The Romance of Pre-Marital Financial Planning

You’ve met someone great and you really think this person could be the one you’ll spend the rest of your life with. You both have similar morals, ethics and life goals. You’ve even answered the NY Times questions to answer before marriage. First, congratulations on meeting someone special. Feels great, doesn’t it? Now, wouldn’t you want to make sure you have the best possible chance of making it? Well, I’m no John Gottman and I can’t predict the likelihood your marriage will succeed, but I do know that some pre-marital financial planning can go a long way to ensure a happy marriage.

Remember, marriage is a legal contract and you are uniting assets, not just families. That means that you need pre-marital financial planning. Yes, even if you’re in love. Truly.

I suspect many people avoid this topic for a number of reasons. It’s not “romantic.” Or it doesn’t feel that way at first.

I actually think it is romantic to talk finances. You are establishing a deeper layer of trust that happens when you fully disclose finances to each other. By making financial goals together as a couple, you envision the future together.

Let’s talk about something truly unromantic. Imagine being that woman or man who is ill-prepared to deal with the financial consequences if things go south. Being stuck in a marriage where one party is spending everything, leaving the other to salvage whatever money is left. Perhaps, it even comes down to one person hiding assets. That is truly unromantic.

I will not be discussing prenups (but if you need a refresher, click here!) in this post, but these discussions are the foundation of creating one.

Question 2 of the aforementioned NY Times Questions is the focus:

Do we have a clear idea of each other’s financial obligations and goals, and do our ideas about spending and saving mesh?

Let’s break it down further:

1. Money history

What did money mean to you growing up? 

If you don’t know how your partner grew up financially, this is a good time to find out.
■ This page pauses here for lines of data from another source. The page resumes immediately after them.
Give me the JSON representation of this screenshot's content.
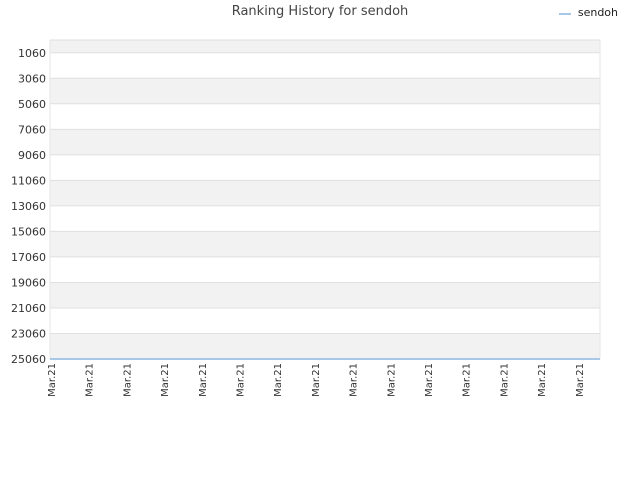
{
  "chart_data": {
    "type": "line",
    "title": "Ranking History for sendoh",
    "xlabel": "",
    "ylabel": "",
    "y_reversed": true,
    "ylim": [
      25060,
      60
    ],
    "y_ticks": [
      "1060",
      "3060",
      "5060",
      "7060",
      "9060",
      "11060",
      "13060",
      "15060",
      "17060",
      "19060",
      "21060",
      "23060",
      "25060"
    ],
    "x_ticks": [
      "Mar.21",
      "Mar.21",
      "Mar.21",
      "Mar.21",
      "Mar.21",
      "Mar.21",
      "Mar.21",
      "Mar.21",
      "Mar.21",
      "Mar.21",
      "Mar.21",
      "Mar.21",
      "Mar.21",
      "Mar.21",
      "Mar.21"
    ],
    "grid": true,
    "legend_position": "top-right",
    "series": [
      {
        "name": "sendoh",
        "color": "#a9c8e8",
        "values": [
          25060,
          25060,
          25060,
          25060,
          25060,
          25060,
          25060,
          25060,
          25060,
          25060,
          25060,
          25060,
          25060,
          25060,
          25060
        ]
      }
    ],
    "band_colors": [
      "#f2f2f2",
      "#ffffff"
    ]
  }
}
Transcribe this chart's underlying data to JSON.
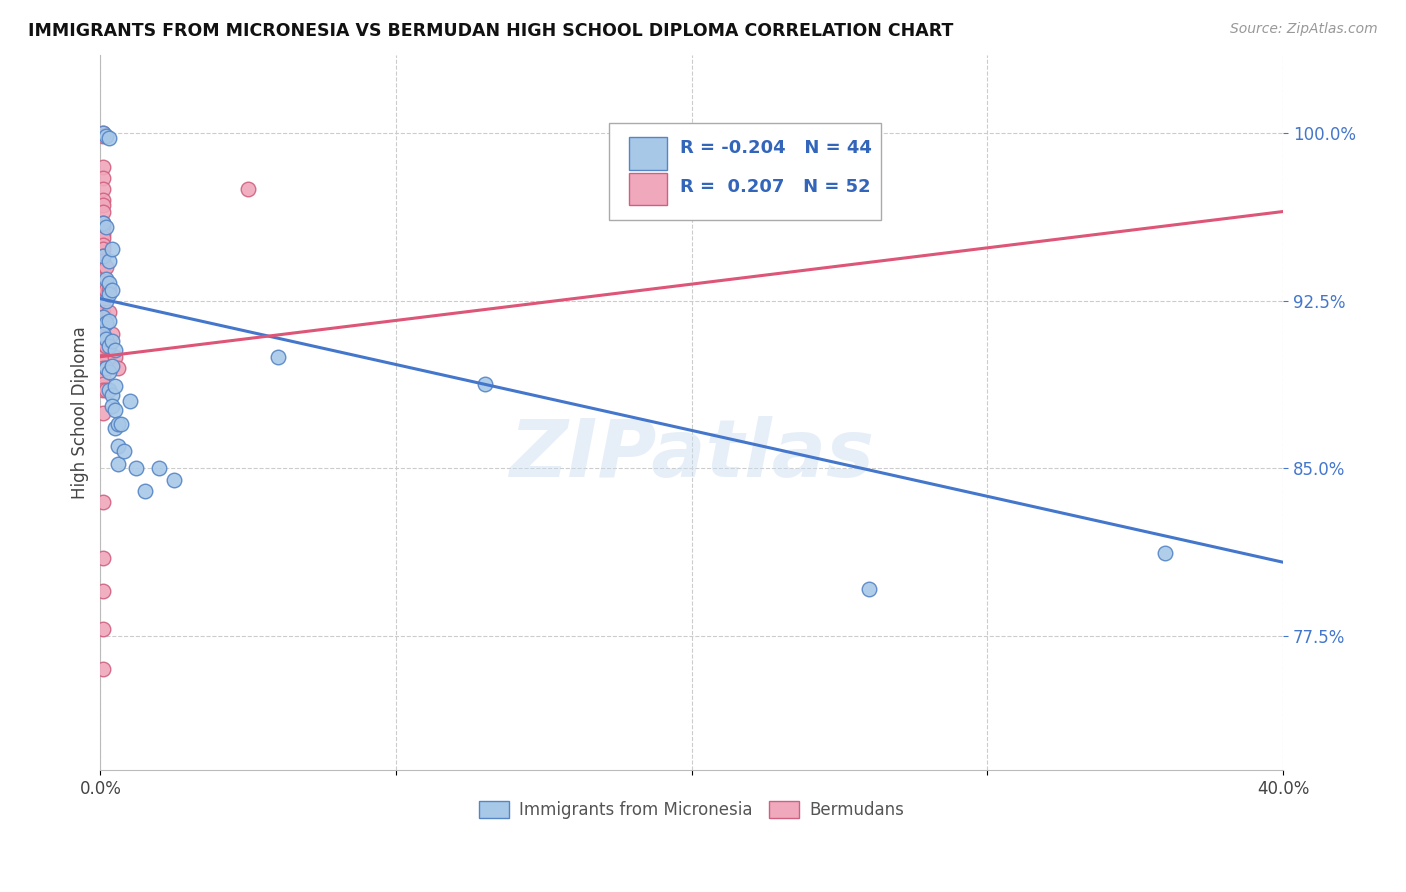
{
  "title": "IMMIGRANTS FROM MICRONESIA VS BERMUDAN HIGH SCHOOL DIPLOMA CORRELATION CHART",
  "source": "Source: ZipAtlas.com",
  "ylabel": "High School Diploma",
  "ytick_labels": [
    "77.5%",
    "85.0%",
    "92.5%",
    "100.0%"
  ],
  "ytick_values": [
    0.775,
    0.85,
    0.925,
    1.0
  ],
  "xlim": [
    0.0,
    0.4
  ],
  "ylim": [
    0.715,
    1.035
  ],
  "legend_blue_r": "-0.204",
  "legend_blue_n": "44",
  "legend_pink_r": "0.207",
  "legend_pink_n": "52",
  "blue_color": "#a8c8e8",
  "pink_color": "#f0a8bc",
  "blue_edge_color": "#5585c5",
  "pink_edge_color": "#d06080",
  "blue_line_color": "#4477cc",
  "pink_line_color": "#dd5577",
  "blue_scatter": [
    [
      0.001,
      1.0
    ],
    [
      0.002,
      0.999
    ],
    [
      0.003,
      0.998
    ],
    [
      0.001,
      0.96
    ],
    [
      0.002,
      0.958
    ],
    [
      0.001,
      0.945
    ],
    [
      0.003,
      0.943
    ],
    [
      0.004,
      0.948
    ],
    [
      0.002,
      0.935
    ],
    [
      0.003,
      0.933
    ],
    [
      0.002,
      0.925
    ],
    [
      0.003,
      0.928
    ],
    [
      0.004,
      0.93
    ],
    [
      0.001,
      0.918
    ],
    [
      0.002,
      0.915
    ],
    [
      0.003,
      0.916
    ],
    [
      0.001,
      0.91
    ],
    [
      0.002,
      0.908
    ],
    [
      0.003,
      0.905
    ],
    [
      0.004,
      0.907
    ],
    [
      0.005,
      0.903
    ],
    [
      0.002,
      0.895
    ],
    [
      0.003,
      0.893
    ],
    [
      0.004,
      0.896
    ],
    [
      0.003,
      0.885
    ],
    [
      0.004,
      0.883
    ],
    [
      0.005,
      0.887
    ],
    [
      0.004,
      0.878
    ],
    [
      0.005,
      0.876
    ],
    [
      0.005,
      0.868
    ],
    [
      0.006,
      0.87
    ],
    [
      0.006,
      0.86
    ],
    [
      0.006,
      0.852
    ],
    [
      0.007,
      0.87
    ],
    [
      0.008,
      0.858
    ],
    [
      0.01,
      0.88
    ],
    [
      0.012,
      0.85
    ],
    [
      0.015,
      0.84
    ],
    [
      0.02,
      0.85
    ],
    [
      0.025,
      0.845
    ],
    [
      0.06,
      0.9
    ],
    [
      0.13,
      0.888
    ],
    [
      0.26,
      0.796
    ],
    [
      0.36,
      0.812
    ]
  ],
  "pink_scatter": [
    [
      0.001,
      1.0
    ],
    [
      0.001,
      0.999
    ],
    [
      0.001,
      0.985
    ],
    [
      0.001,
      0.98
    ],
    [
      0.001,
      0.975
    ],
    [
      0.001,
      0.97
    ],
    [
      0.001,
      0.968
    ],
    [
      0.001,
      0.965
    ],
    [
      0.001,
      0.96
    ],
    [
      0.001,
      0.958
    ],
    [
      0.001,
      0.955
    ],
    [
      0.001,
      0.953
    ],
    [
      0.001,
      0.95
    ],
    [
      0.001,
      0.948
    ],
    [
      0.001,
      0.945
    ],
    [
      0.001,
      0.943
    ],
    [
      0.001,
      0.94
    ],
    [
      0.001,
      0.938
    ],
    [
      0.001,
      0.935
    ],
    [
      0.001,
      0.933
    ],
    [
      0.001,
      0.928
    ],
    [
      0.001,
      0.925
    ],
    [
      0.001,
      0.92
    ],
    [
      0.001,
      0.918
    ],
    [
      0.001,
      0.915
    ],
    [
      0.001,
      0.912
    ],
    [
      0.001,
      0.908
    ],
    [
      0.001,
      0.905
    ],
    [
      0.001,
      0.9
    ],
    [
      0.001,
      0.898
    ],
    [
      0.001,
      0.895
    ],
    [
      0.001,
      0.892
    ],
    [
      0.001,
      0.888
    ],
    [
      0.001,
      0.885
    ],
    [
      0.002,
      0.94
    ],
    [
      0.002,
      0.93
    ],
    [
      0.002,
      0.915
    ],
    [
      0.002,
      0.905
    ],
    [
      0.002,
      0.895
    ],
    [
      0.002,
      0.885
    ],
    [
      0.003,
      0.93
    ],
    [
      0.003,
      0.92
    ],
    [
      0.004,
      0.91
    ],
    [
      0.005,
      0.9
    ],
    [
      0.006,
      0.895
    ],
    [
      0.001,
      0.835
    ],
    [
      0.001,
      0.81
    ],
    [
      0.001,
      0.795
    ],
    [
      0.001,
      0.778
    ],
    [
      0.001,
      0.76
    ],
    [
      0.05,
      0.975
    ],
    [
      0.001,
      0.875
    ]
  ],
  "blue_trendline_x": [
    0.0,
    0.4
  ],
  "blue_trendline_y": [
    0.926,
    0.808
  ],
  "pink_trendline_x": [
    0.0,
    0.4
  ],
  "pink_trendline_y": [
    0.9,
    0.965
  ]
}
For example – did they ever have to worry about whether there was enough money for dinner? What money lessons, if any did they learn growing up? This is also a good time to start learning about each other’s parents’ and other family member finances that can affect you. This will be further delved into below.

2. Income

How much do you earn? Is this job stable? What are you career goals?

3. Financial obligations: Liabilities and Debt

Do you have debt – how much and what kind? How do you feel about having debt (debt tolerance)? What is your credit score? Have you ever filed for bankruptcy? If one of you owns a business – find out if you/your partner can be personally liable if sued. What are the business’ assets and liabilities? If this is a second marriage and/or if there are children from a previous marriage or relationship:

Do you pay alimony? How much is left?

Do you pay child support? How much? When does this obligation end?
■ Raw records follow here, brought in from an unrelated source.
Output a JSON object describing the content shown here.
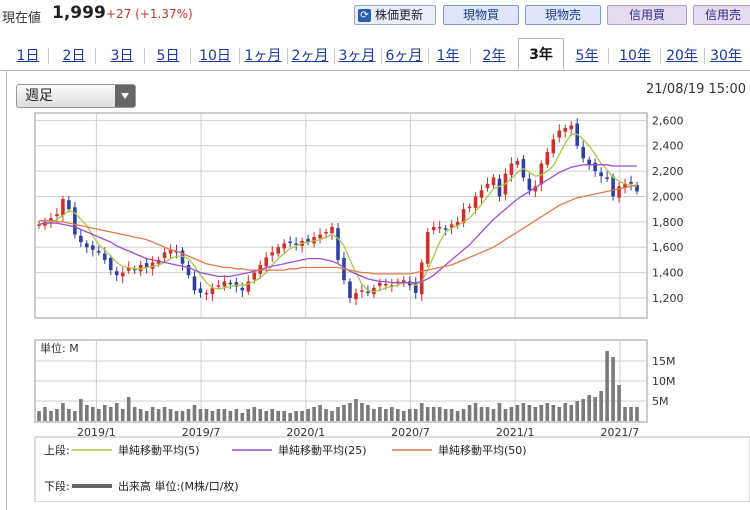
{
  "header": {
    "price_label": "現在値",
    "price": "1,999",
    "change": "+27 (+1.37%)",
    "buttons": [
      "株価更新",
      "現物買",
      "現物売",
      "信用買",
      "信用売"
    ]
  },
  "tabs": [
    "1日",
    "2日",
    "3日",
    "5日",
    "10日",
    "1ヶ月",
    "2ヶ月",
    "3ヶ月",
    "6ヶ月",
    "1年",
    "2年",
    "3年",
    "5年",
    "10年",
    "20年",
    "30年"
  ],
  "active_tab": "3年",
  "period_select": "週足",
  "timestamp": "21/08/19 15:00",
  "volume_unit_label": "単位: M",
  "legend": {
    "upper_label": "上段:",
    "lower_label": "下段:",
    "ma5": "単純移動平均(5)",
    "ma25": "単純移動平均(25)",
    "ma50": "単純移動平均(50)",
    "volume": "出来高 単位:(M株/口/枚)"
  },
  "colors": {
    "up": "#d0302a",
    "down": "#2f3fa0",
    "ma5": "#a8c84a",
    "ma25": "#9a4fd0",
    "ma50": "#e07a4a",
    "volume": "#7a7a7a",
    "tab_link": "#1a3c9a"
  },
  "chart_data": [
    {
      "type": "candlestick",
      "interval": "weekly",
      "x_tick_labels": [
        "2019/1",
        "2019/7",
        "2020/1",
        "2020/7",
        "2021/1",
        "2021/7"
      ],
      "y_tick_labels": [
        "1,200",
        "1,400",
        "1,600",
        "1,800",
        "2,000",
        "2,200",
        "2,400",
        "2,600"
      ],
      "ylim": [
        1050,
        2650
      ],
      "grid": true,
      "approx_close": [
        1780,
        1800,
        1830,
        1860,
        1980,
        1900,
        1700,
        1640,
        1600,
        1580,
        1560,
        1500,
        1420,
        1380,
        1400,
        1440,
        1420,
        1460,
        1440,
        1480,
        1500,
        1560,
        1580,
        1560,
        1470,
        1380,
        1260,
        1240,
        1240,
        1280,
        1300,
        1330,
        1310,
        1290,
        1260,
        1330,
        1400,
        1460,
        1520,
        1560,
        1600,
        1630,
        1640,
        1620,
        1650,
        1640,
        1680,
        1700,
        1720,
        1760,
        1500,
        1340,
        1200,
        1240,
        1260,
        1240,
        1280,
        1320,
        1310,
        1300,
        1330,
        1340,
        1300,
        1240,
        1480,
        1720,
        1760,
        1760,
        1740,
        1780,
        1800,
        1900,
        1920,
        2000,
        2050,
        2100,
        2150,
        2000,
        2180,
        2260,
        2280,
        2150,
        2050,
        2080,
        2260,
        2350,
        2450,
        2520,
        2540,
        2560,
        2400,
        2300,
        2250,
        2200,
        2160,
        2140,
        2000,
        2080,
        2100,
        2100,
        2040
      ],
      "series": [
        {
          "name": "単純移動平均(5)",
          "approx_values": [
            1780,
            1790,
            1800,
            1820,
            1850,
            1890,
            1870,
            1820,
            1770,
            1690,
            1620,
            1580,
            1530,
            1480,
            1450,
            1440,
            1430,
            1430,
            1440,
            1450,
            1460,
            1480,
            1510,
            1530,
            1530,
            1510,
            1450,
            1380,
            1320,
            1280,
            1270,
            1280,
            1290,
            1300,
            1300,
            1310,
            1330,
            1360,
            1400,
            1460,
            1510,
            1550,
            1590,
            1610,
            1630,
            1640,
            1650,
            1660,
            1680,
            1700,
            1670,
            1610,
            1500,
            1400,
            1310,
            1260,
            1250,
            1260,
            1280,
            1290,
            1300,
            1320,
            1320,
            1300,
            1330,
            1420,
            1530,
            1640,
            1720,
            1750,
            1770,
            1800,
            1830,
            1880,
            1940,
            2000,
            2060,
            2080,
            2100,
            2140,
            2190,
            2220,
            2190,
            2160,
            2170,
            2200,
            2240,
            2330,
            2420,
            2490,
            2490,
            2450,
            2400,
            2330,
            2260,
            2210,
            2150,
            2120,
            2100,
            2090,
            2080
          ]
        },
        {
          "name": "単純移動平均(25)",
          "approx_values": [
            1780,
            1790,
            1790,
            1790,
            1780,
            1770,
            1760,
            1740,
            1720,
            1700,
            1680,
            1660,
            1640,
            1610,
            1590,
            1570,
            1550,
            1530,
            1510,
            1500,
            1490,
            1480,
            1470,
            1460,
            1450,
            1440,
            1420,
            1400,
            1390,
            1380,
            1370,
            1370,
            1370,
            1380,
            1390,
            1400,
            1410,
            1420,
            1440,
            1450,
            1460,
            1470,
            1480,
            1490,
            1500,
            1510,
            1510,
            1510,
            1500,
            1490,
            1470,
            1440,
            1410,
            1390,
            1370,
            1350,
            1340,
            1330,
            1330,
            1320,
            1320,
            1320,
            1320,
            1320,
            1330,
            1350,
            1380,
            1420,
            1460,
            1500,
            1540,
            1580,
            1620,
            1670,
            1720,
            1770,
            1820,
            1860,
            1900,
            1940,
            1980,
            2010,
            2040,
            2070,
            2100,
            2130,
            2160,
            2190,
            2210,
            2230,
            2240,
            2250,
            2250,
            2250,
            2250,
            2250,
            2240,
            2240,
            2240,
            2240,
            2240
          ]
        },
        {
          "name": "単純移動平均(50)",
          "approx_values": [
            1810,
            1810,
            1810,
            1800,
            1800,
            1790,
            1780,
            1770,
            1760,
            1750,
            1740,
            1730,
            1720,
            1710,
            1700,
            1690,
            1680,
            1670,
            1660,
            1640,
            1620,
            1600,
            1580,
            1570,
            1550,
            1530,
            1510,
            1490,
            1470,
            1460,
            1450,
            1440,
            1440,
            1430,
            1430,
            1420,
            1420,
            1420,
            1420,
            1420,
            1420,
            1420,
            1430,
            1430,
            1440,
            1440,
            1440,
            1440,
            1440,
            1440,
            1440,
            1430,
            1420,
            1410,
            1400,
            1400,
            1390,
            1390,
            1390,
            1390,
            1390,
            1390,
            1390,
            1400,
            1410,
            1420,
            1430,
            1440,
            1450,
            1460,
            1480,
            1500,
            1520,
            1540,
            1560,
            1580,
            1600,
            1630,
            1660,
            1690,
            1720,
            1750,
            1780,
            1810,
            1840,
            1870,
            1900,
            1930,
            1950,
            1970,
            1990,
            2000,
            2010,
            2020,
            2030,
            2040,
            2050,
            2060,
            2070,
            2080,
            2090
          ]
        }
      ]
    },
    {
      "type": "bar",
      "title": "出来高",
      "unit_label": "単位: M",
      "y_tick_labels": [
        "5M",
        "10M",
        "15M"
      ],
      "ylim": [
        0,
        20
      ],
      "approx_values": [
        2.5,
        3.5,
        2.5,
        3.0,
        4.5,
        3.0,
        2.5,
        5.5,
        4.0,
        3.5,
        3.0,
        4.0,
        3.5,
        4.5,
        3.0,
        6.0,
        3.5,
        3.0,
        2.5,
        3.5,
        3.0,
        3.5,
        3.0,
        2.5,
        2.5,
        3.0,
        4.0,
        3.0,
        3.0,
        2.5,
        3.0,
        3.0,
        2.5,
        3.0,
        2.0,
        3.0,
        3.5,
        3.0,
        2.5,
        3.0,
        2.5,
        2.5,
        2.0,
        2.5,
        2.5,
        3.0,
        3.5,
        4.0,
        3.0,
        2.5,
        3.5,
        4.0,
        4.5,
        5.5,
        4.5,
        4.0,
        3.0,
        3.5,
        3.0,
        3.5,
        3.0,
        2.5,
        3.0,
        3.0,
        4.5,
        3.5,
        3.5,
        3.5,
        3.0,
        3.0,
        2.5,
        3.0,
        4.0,
        4.5,
        3.5,
        3.5,
        3.0,
        4.5,
        3.0,
        3.5,
        4.0,
        4.5,
        4.0,
        3.5,
        4.0,
        4.5,
        4.0,
        3.5,
        4.5,
        4.0,
        5.0,
        5.5,
        6.5,
        6.0,
        7.5,
        17.5,
        16.0,
        9.0,
        3.5,
        3.5,
        3.5
      ]
    }
  ]
}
What is your financial obligation for funding their college and more? 

If there is an ex-wife/husband: Any concerns that s/he will ask for more financial support?
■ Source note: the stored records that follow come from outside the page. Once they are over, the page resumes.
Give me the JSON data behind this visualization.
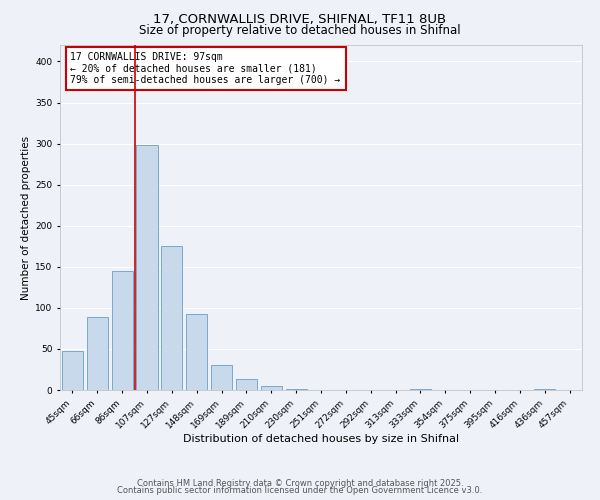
{
  "title": "17, CORNWALLIS DRIVE, SHIFNAL, TF11 8UB",
  "subtitle": "Size of property relative to detached houses in Shifnal",
  "xlabel": "Distribution of detached houses by size in Shifnal",
  "ylabel": "Number of detached properties",
  "bar_labels": [
    "45sqm",
    "66sqm",
    "86sqm",
    "107sqm",
    "127sqm",
    "148sqm",
    "169sqm",
    "189sqm",
    "210sqm",
    "230sqm",
    "251sqm",
    "272sqm",
    "292sqm",
    "313sqm",
    "333sqm",
    "354sqm",
    "375sqm",
    "395sqm",
    "416sqm",
    "436sqm",
    "457sqm"
  ],
  "bar_values": [
    47,
    89,
    145,
    298,
    175,
    92,
    30,
    13,
    5,
    1,
    0,
    0,
    0,
    0,
    1,
    0,
    0,
    0,
    0,
    1,
    0
  ],
  "bar_color": "#c9d9ec",
  "bar_edgecolor": "#6a9fc8",
  "vline_color": "#cc0000",
  "ylim": [
    0,
    420
  ],
  "yticks": [
    0,
    50,
    100,
    150,
    200,
    250,
    300,
    350,
    400
  ],
  "annotation_title": "17 CORNWALLIS DRIVE: 97sqm",
  "annotation_line1": "← 20% of detached houses are smaller (181)",
  "annotation_line2": "79% of semi-detached houses are larger (700) →",
  "annotation_box_color": "#ffffff",
  "annotation_box_edgecolor": "#cc0000",
  "footer1": "Contains HM Land Registry data © Crown copyright and database right 2025.",
  "footer2": "Contains public sector information licensed under the Open Government Licence v3.0.",
  "bg_color": "#eef2f8",
  "grid_color": "#ffffff",
  "title_fontsize": 9.5,
  "subtitle_fontsize": 8.5,
  "xlabel_fontsize": 8,
  "ylabel_fontsize": 7.5,
  "tick_fontsize": 6.5,
  "annotation_fontsize": 7,
  "footer_fontsize": 6
}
I strongly recommend reading their divorce decree and parenting agreement.

4. Assets

Do you own property? What retirement and other accounts do you have and what are the current balances? How much do you contribute to these accounts yearly? What is your net worth?

5. Spending

How do you decide to make a large purchase? Do you budget? Do you have credit card debt?

6. Goals

What are your financial goals and by when? 

This is a good time to really find out if you and your partner have even thought about “retirement” goals, or as I prefer to call it reaching financial independence.

7. Practical matters going forward

How will we handle finances together? Joint and/or separate checking accounts? Over what amount should we discuss making a large purchase? Will we jointly own future purchases of homes and other investments? How are we going to handle pre-marital assets and liabilities? Will they be jointly shared or remain separate?

8. Finances of parents

Are our parents (insert siblings and other potential family members here) financially stable? Is there a possibility they may need our help in the future? How do we feel about that?

As if it wasn’t enough to discuss each other’s finances, you need to know what the financial state of their parents and siblings are. This is semi-addressed in question 11 of the NY Times questions:

Do we value and respect each other’s parents, and is either of us concerned about whether the parents will interfere with the relationship?

Financially ill-prepared parents and family members are common. Not being on the same page on this topic can wreck havoc on a marriage. It’s tough to be prepared for this, but having a conversation in advance can help.

So, did my partner and I go through a checklist? Not this systematically, but, I did ask him most of the above questions before we got engaged. I am fully aware of his assets and liabilities. I have read his divorce decree and parenting agreement. We did all of this to make sure that our relationship is on the same financial page.

Continuing Your Pre-Martial Financial Planning

If you’re a female breadwinner, I highly suggest this book. You can also work with different counselors or therapists. Some people think that having an outside perspective can keep the emotions at bay, allowing you to better focus on your goals and dreams. No matter how you proceed with your pre-marital financial planning, it is important to start conversations and ask questions now. You might not think it’s romantic, but it’s a great way to say how much you love your partner.